You have spare clothes if you're going somewhere you're likely to need them. You have jackets if it's going to be cold. You have sand toys for sand parks, and extra balls just in case. And you know that the park is going to be an easy place to keep track of your kids.

Friends are good, too—I try to meet up with one or two other moms a few times a week, especially other moms of twins. Being at the park with other people who know you and know your kids means that you have an extra set of eyes and ears. And there are likely to be fewer conflicts (in my experience, at least) because the kids know each other. After months of seeing the same people, the boys look forward to seeing their friends—and I look forward to seeing mine!

Sharing a snack with good friends

Even with all that, you need to bring a few more things: for starters, trust and patience. 

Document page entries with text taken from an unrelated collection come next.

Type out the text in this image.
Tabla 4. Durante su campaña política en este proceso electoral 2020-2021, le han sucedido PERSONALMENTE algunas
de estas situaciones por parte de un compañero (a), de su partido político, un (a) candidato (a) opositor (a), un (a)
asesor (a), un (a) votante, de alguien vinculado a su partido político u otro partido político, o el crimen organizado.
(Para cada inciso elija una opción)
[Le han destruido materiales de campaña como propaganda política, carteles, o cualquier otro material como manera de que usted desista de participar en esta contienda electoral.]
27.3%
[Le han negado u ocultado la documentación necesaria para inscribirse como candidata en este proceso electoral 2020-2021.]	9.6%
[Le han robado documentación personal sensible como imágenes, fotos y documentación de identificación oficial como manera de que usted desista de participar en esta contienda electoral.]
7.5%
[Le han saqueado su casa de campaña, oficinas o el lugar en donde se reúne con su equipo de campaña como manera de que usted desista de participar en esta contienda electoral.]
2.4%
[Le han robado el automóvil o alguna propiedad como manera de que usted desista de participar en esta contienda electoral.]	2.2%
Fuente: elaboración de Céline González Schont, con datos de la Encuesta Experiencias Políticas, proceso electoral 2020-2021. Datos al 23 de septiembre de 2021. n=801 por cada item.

Trust is about believing that your children have their own interests and their own agendas. Do they want to go up the stairs? Great! Do they want to spend 30 minutes pushing a truck around? Great! Maybe they're into pouring sand. Maybe they don't want to use the shovel the way that you think they should use the shovel—that's ok, too. Don't force them to do what you think they should do—free, unstructured play is children's work. Just because you think your kid wants to swing or slide doesn't mean s/he wants to. Lots of times, kids like to climb the stairs to the slide, but not slide down. That's ok, too. They're working on climbing and enjoying feeling up high. When they want to come down, they'll figure out how. Your job at the park is to reinforce the boundaries that do matter: no hitting, biting, pushing. Use words to describe what happens when conflicts seem to be mounting; offer other choices when conflicts escalate. Acknowledge the problem, then see if your kids can come up with a solution.

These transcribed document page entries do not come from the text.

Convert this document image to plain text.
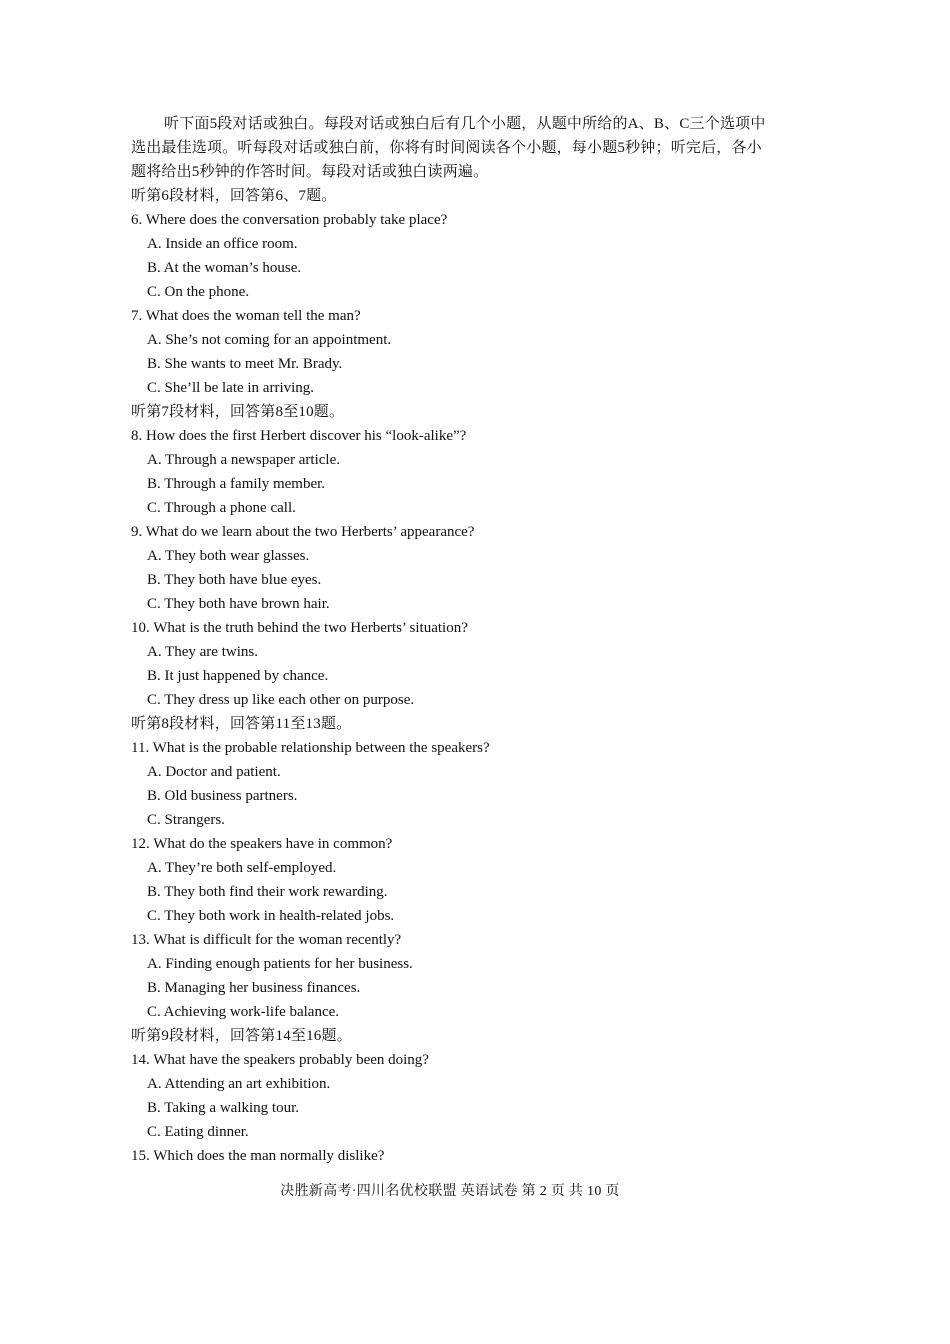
听下面5段对话或独白。每段对话或独白后有几个小题，从题中所给的A、B、C三个选项中选出最佳选项。听每段对话或独白前，你将有时间阅读各个小题，每小题5秒钟；听完后，各小题将给出5秒钟的作答时间。每段对话或独白读两遍。

听第6段材料，回答第6、7题。
6. Where does the conversation probably take place?
A. Inside an office room.
B. At the woman’s house.
C. On the phone.
7. What does the woman tell the man?
A. She’s not coming for an appointment.
B. She wants to meet Mr. Brady.
C. She’ll be late in arriving.
听第7段材料，回答第8至10题。
8. How does the first Herbert discover his “look-alike”?
A. Through a newspaper article.
B. Through a family member.
C. Through a phone call.
9. What do we learn about the two Herberts’ appearance?
A. They both wear glasses.
B. They both have blue eyes.
C. They both have brown hair.
10. What is the truth behind the two Herberts’ situation?
A. They are twins.
B. It just happened by chance.
C. They dress up like each other on purpose.
听第8段材料，回答第11至13题。
11. What is the probable relationship between the speakers?
A. Doctor and patient.
B. Old business partners.
C. Strangers.
12. What do the speakers have in common?
A. They’re both self-employed.
B. They both find their work rewarding.
C. They both work in health-related jobs.
13. What is difficult for the woman recently?
A. Finding enough patients for her business.
B. Managing her business finances.
C. Achieving work-life balance.
听第9段材料，回答第14至16题。
14. What have the speakers probably been doing?
A. Attending an art exhibition.
B. Taking a walking tour.
C. Eating dinner.
15. Which does the man normally dislike?
决胜新高考·四川名优校联盟 英语试卷 第 2 页 共 10 页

11 months old, enjoying some stair play. Notice that they are in charge of how high, how fast, and how they go up.

I love this paragraph from Lisa Sunbury about play:
So what is your role as a parent or teacher of young children? The idea is for the adult to create an environment that invites play and then allow the child to explore and experiment within that environment to his heart’s content, without showing him how it’s supposed to be done. This leaves your child in control, and preserves his natural, inborn desire and ability (intrinsic motivation- from within) to play. When your child plays, he is not only learning, he is learning how to learn!
So trust your kids to find interesting things to do and see and explore. Trust them to know the limits of what their bodies can do. And trust that they will push those limits, too. You'll be there to catch them; you won't be holding their shirt while they walk and constantly telling them to be careful.

Janet Lansbury says it best:
The key to fostering an “I can” mentality is simple… Accept, appreciate and allow whatever children are able to do in that moment, rather than expecting or encouraging them to do more.

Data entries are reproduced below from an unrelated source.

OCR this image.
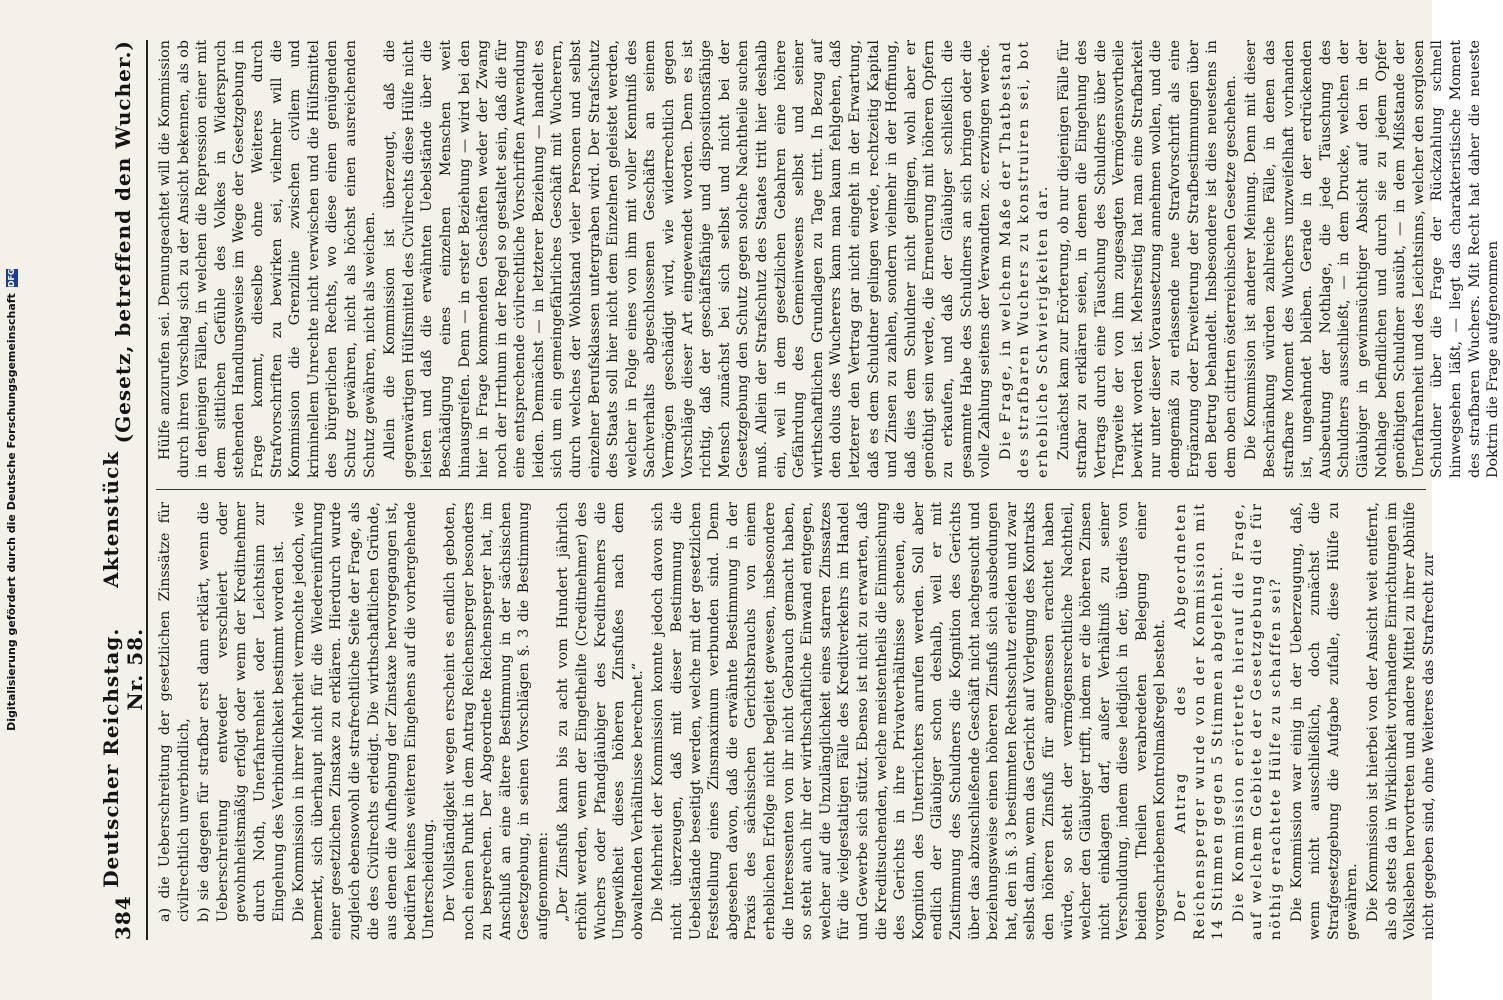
384
Deutscher Reichstag.     Aktenstück Nr. 58.
(Gesetz, betreffend den Wucher.)

a) die Ueberschreitung der gesetzlichen Zinssätze für civilrechtlich unverbindlich, b) sie dagegen für strafbar erst dann erklärt, wenn die Ueberschreitung entweder verschleiert oder gewohnheitsmäßig erfolgt oder wenn der Kreditnehmer durch Noth, Unerfahrenheit oder Leichtsinn zur Eingehung des Verbindlichkeit bestimmt worden ist. Die Kommission in ihrer Mehrheit vermochte jedoch, wie bemerkt, sich überhaupt nicht für die Wiedereinführung einer gesetzlichen Zinstaxe zu erklären. Hierdurch wurde zugleich ebensowohl die strafrechtliche Seite der Frage, als die des Civilrechts erledigt. Die wirthschaftlichen Gründe, aus denen die Aufhebung der Zinstaxe hervorgegangen ist, bedürfen keines weiteren Eingehens auf die vorhergehende Unterscheidung. Der Vollständigkeit wegen erscheint es endlich geboten, noch einen Punkt in dem Antrag Reichensperger besonders zu besprechen. Der Abgeordnete Reichensperger hat, im Anschluß an eine ältere Bestimmung in der sächsischen Gesetzgebung, in seinen Vorschlägen §. 3 die Bestimmung aufgenommen: „Der Zinsfuß kann bis zu acht vom Hundert jährlich erhöht werden, wenn der Eingetheilte (Creditnehmer) des Wuchers oder Pfandgläubiger des Kreditnehmers die Ungewißheit dieses höheren Zinsfußes nach dem obwaltenden Verhältnisse berechnet.“ Die Mehrheit der Kommission konnte jedoch davon sich nicht überzeugen, daß mit dieser Bestimmung die Uebelstände beseitigt werden, welche mit der gesetzlichen Feststellung eines Zinsmaximum verbunden sind. Denn abgesehen davon, daß die erwähnte Bestimmung in der Praxis des sächsischen Gerichtsbrauchs von einem erheblichen Erfolge nicht begleitet gewesen, insbesondere die Interessenten von ihr nicht Gebrauch gemacht haben, so steht auch ihr der wirthschaftliche Einwand entgegen, welcher auf die Unzulänglichkeit eines starren Zinssatzes für die vielgestaltigen Fälle des Kreditverkehrs im Handel und Gewerbe sich stützt. Ebenso ist nicht zu erwarten, daß die Kreditsuchenden, welche meistentheils die Einmischung des Gerichts in ihre Privatverhältnisse scheuen, die Kognition des Unterrichters anrufen werden. Soll aber endlich der Gläubiger schon deshalb, weil er mit Zustimmung des Schuldners die Kognition des Gerichts über das abzuschließende Geschäft nicht nachgesucht und beziehungsweise einen höheren Zinsfuß sich ausbedungen hat, den in §. 3 bestimmten Rechtsschutz erleiden und zwar selbst dann, wenn das Gericht auf Vorlegung des Kontrakts den höheren Zinsfuß für angemessen erachtet haben würde, so steht der vermögensrechtliche Nachtheil, welcher den Gläubiger trifft, indem er die höheren Zinsen nicht einklagen darf, außer Verhältniß zu seiner Verschuldung, indem diese lediglich in der, überdies von beiden Theilen verabredeten Belegung einer vorgeschriebenen Kontrolmaßregel besteht. Der Antrag des Abgeordneten Reichensperger wurde von der Kommission mit 14 Stimmen gegen 5 Stimmen abgelehnt. Die Kommission erörterte hierauf die Frage, auf welchem Gebiete der Gesetzgebung die für nöthig erachtete Hülfe zu schaffen sei? Die Kommission war einig in der Ueberzeugung, daß, wenn nicht ausschließlich, doch zunächst die Strafgesetzgebung die Aufgabe zufalle, diese Hülfe zu gewähren. Die Kommission ist hierbei von der Ansicht weit entfernt, als ob stets da in Wirklichkeit vorhandene Einrichtungen im Volksleben hervortreten und andere Mittel zu ihrer Abhülfe nicht gegeben sind, ohne Weiteres das Strafrecht zur

Hülfe anzurufen sei. Demungeachtet will die Kommission durch ihren Vorschlag sich zu der Ansicht bekennen, als ob in denjenigen Fällen, in welchen die Repression einer mit dem sittlichen Gefühle des Volkes in Widerspruch stehenden Handlungsweise im Wege der Gesetzgebung in Frage kommt, dieselbe ohne Weiteres durch Strafvorschriften zu bewirken sei, vielmehr will die Kommission die Grenzlinie zwischen civilem und kriminellem Unrechte nicht verwischen und die Hülfsmittel des bürgerlichen Rechts, wo diese einen genügenden Schutz gewähren, nicht als höchst einen ausreichenden Schutz gewähren, nicht als weichen. Allein die Kommission ist überzeugt, daß die gegenwärtigen Hülfsmittel des Civilrechts diese Hülfe nicht leisten und daß die erwähnten Uebelstände über die Beschädigung eines einzelnen Menschen weit hinausgreifen. Denn — in erster Beziehung — wird bei den hier in Frage kommenden Geschäften weder der Zwang noch der Irrthum in der Regel so gestaltet sein, daß die für eine entsprechende civilrechtliche Vorschriften Anwendung leiden. Demnächst — in letzterer Beziehung — handelt es sich um ein gemeingefährliches Geschäft mit Wucherern, durch welches der Wohlstand vieler Personen und selbst einzelner Berufsklassen untergraben wird. Der Strafschutz des Staats soll hier nicht dem Einzelnen geleistet werden, welcher in Folge eines von ihm mit voller Kenntniß des Sachverhalts abgeschlossenen Geschäfts an seinem Vermögen geschädigt wird, wie widerrechtlich gegen Vorschläge dieser Art eingewendet worden. Denn es ist richtig, daß der geschäftsfähige und dispositionsfähige Mensch zunächst bei sich selbst und nicht bei der Gesetzgebung den Schutz gegen solche Nachtheile suchen muß. Allein der Strafschutz des Staates tritt hier deshalb ein, weil in dem gesetzlichen Gebahren eine höhere Gefährdung des Gemeinwesens selbst und seiner wirthschaftlichen Grundlagen zu Tage tritt. In Bezug auf den dolus des Wucherers kann man kaum fehlgehen, daß letzterer den Vertrag gar nicht eingeht in der Erwartung, daß es dem Schuldner gelingen werde, rechtzeitig Kapital und Zinsen zu zahlen, sondern vielmehr in der Hoffnung, daß dies dem Schuldner nicht gelingen, wohl aber er genöthigt sein werde, die Erneuerung mit höheren Opfern zu erkaufen, und daß der Gläubiger schließlich die gesammte Habe des Schuldners an sich bringen oder die volle Zahlung seitens der Verwandten zc. erzwingen werde. Die Frage, in welchem Maße der Thatbestand des strafbaren Wuchers zu konstruiren sei, bot erhebliche Schwierigkeiten dar. Zunächst kam zur Erörterung, ob nur diejenigen Fälle für strafbar zu erklären seien, in denen die Eingehung des Vertrags durch eine Täuschung des Schuldners über die Tragweite der von ihm zugesagten Vermögensvortheile bewirkt worden ist. Mehrseitig hat man eine Strafbarkeit nur unter dieser Voraussetzung annehmen wollen, und die demgemäß zu erlassende neue Strafvorschrift als eine Ergänzung oder Erweiterung der Strafbestimmungen über den Betrug behandelt. Insbesondere ist dies neuestens in dem oben citirten österreichischen Gesetze geschehen. Die Kommission ist anderer Meinung. Denn mit dieser Beschränkung würden zahlreiche Fälle, in denen das strafbare Moment des Wuchers unzweifelhaft vorhanden ist, ungeahndet bleiben. Gerade in der erdrückenden Ausbeutung der Nothlage, die jede Täuschung des Schuldners ausschließt, — in dem Drucke, welchen der Gläubiger in gewinnsüchtiger Absicht auf den in der Nothlage befindlichen und durch sie zu jedem Opfer genöthigten Schuldner ausübt, — in dem Mißstande der Unerfahrenheit und des Leichtsinns, welcher den sorglosen Schuldner über die Frage der Rückzahlung schnell hinwegsehen läßt, — liegt das charakteristische Moment des strafbaren Wuchers. Mit Recht hat daher die neueste Doktrin die Frage aufgenommen

Digitalisierung gefördert durch die Deutsche Forschungsgemeinschaft
DFG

Patience: You have to learn to be patient with yourself, to let yourself sit back and watch. It's hard to do when you have two toddlers running in opposite directions. I've found that I'm most able to sit back and watch if they're running on the ground. Up high is hard. You want to help. I try to just stand close then, not interfere too much. My boys know that I trust them to know their limits, and usually, they're right. It's almost always when I second-guess them or try to "help" that they seem to falter and get frustrated. So, I try to remind myself to wait, wait, wait before stepping in. I don't always wait long enough, and I really don't wait long enough when I'm nervous or distracted. But doing this stuff is a practice. It takes time. It's really, really hard not to explain why they fell, when they do fall. My personal resolution is to do a better job of asking questions like "Would you like to try that again?" It's so easy to want to protect and direct. What you have to to is help them persist and discover. 

Yes, even 18-month-olds can share...if you let them work it out and don't yell at them to share.

And that's the thing about babies and toddlers: they take lots of time to do things. A four-block walk can take an hour. You can't have an agenda; if you do, you'll be frustrated. If you have plans, you have to be ready to listen to some complaints as you attend to the business of getting there. Plan to hear some crying, some screaming, plan that you might have to be firm about getting in the car, changing diapers, whatever. This is part of living with children. We adults are thinking five steps ahead. They're thinking about now. Slow down, take a look from their perspective. Part of many of our park outings these days is the walk to the park from our car. This can take up to twenty minutes. And that's fine.

Sometimes we stop to check out holiday lights. 

Here's what you really need to know about being at the park: it's about being, at the park. Take the time to watch your kids explore and learn. Follow their lead. Your job is to get them outside. Let them show you the rest.